Du temps que j'allais aux Archives nationales, je passais tous les jours rue Michel Le Comte. Coin du Marais à la fois prestigieux si l'on en juge par le prix des loyers, et plein de ces agaçantes boutiques de prêt-à-porter de mauvais goût et d'accessoires cheap vendus en gros par des boutiques tenues par des Chinois.
Au coin d'une de ces boutiques spécialisées dans le commerce des montres clinquantes qui ne fonctionnent jamais, s'était installé un clochard qui y avait posé son matelas, ses duvets, un caddie, un fauteuil, des sacs plastiques. Il passait le gros de ses journées à boire des canettes de bières premier prix. La journée est longue quand on n'a rien à faire sinon attendre.

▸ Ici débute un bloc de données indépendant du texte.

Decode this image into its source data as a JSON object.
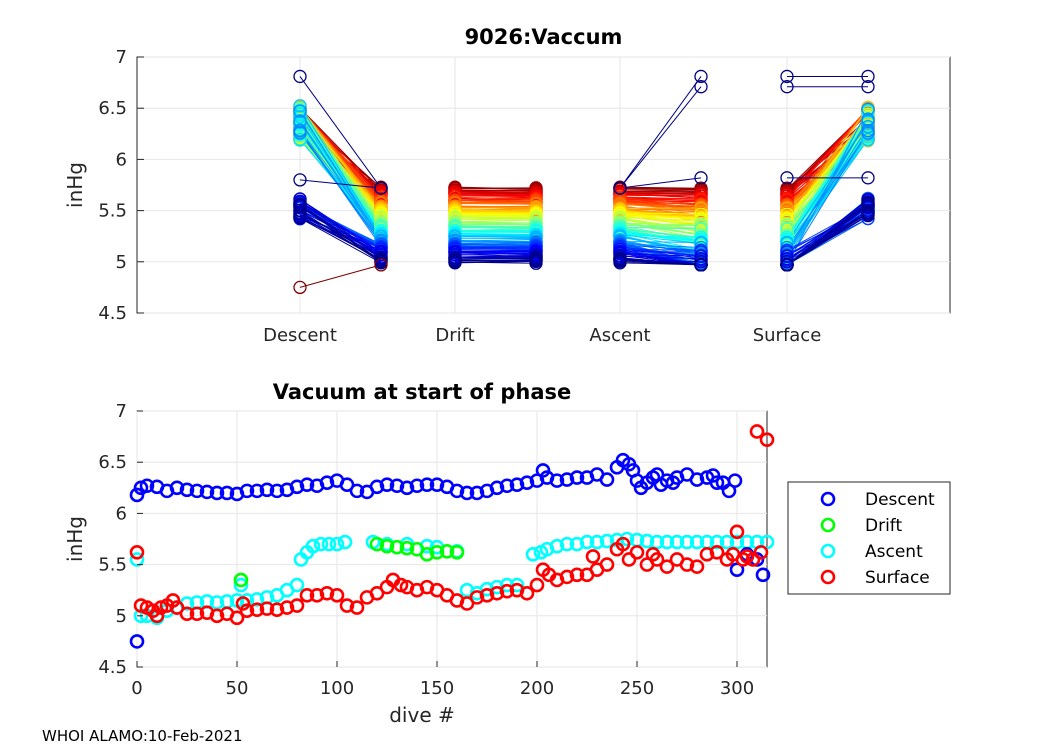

Il y a deux semaines, en passant à l'aller, sur le coup, je n'ai pas fait attention. Au retour, si. Le coin était vide. Nettoyé. Sans fourbi. Juste une feuille collée au mur, qui informait du décès de cet homme mort, je crois, d'un arrêt cardiaque. Les funérailles étaient payées par une quête faite dans le quartier et tout un chacun était invité à venir au crématorium du Père-Lachaise pour saluer une dernière fois Florian.
Il a fallu qu'il soit mort pour que je connaisse le prénom de cet homme que je croisais tous les jours.
Il a fallu qu'il soit mort pour que l'on se cotise afin de lui payer un endroit où s'abriter.
Il y a des fois où l'on se sent assez minable.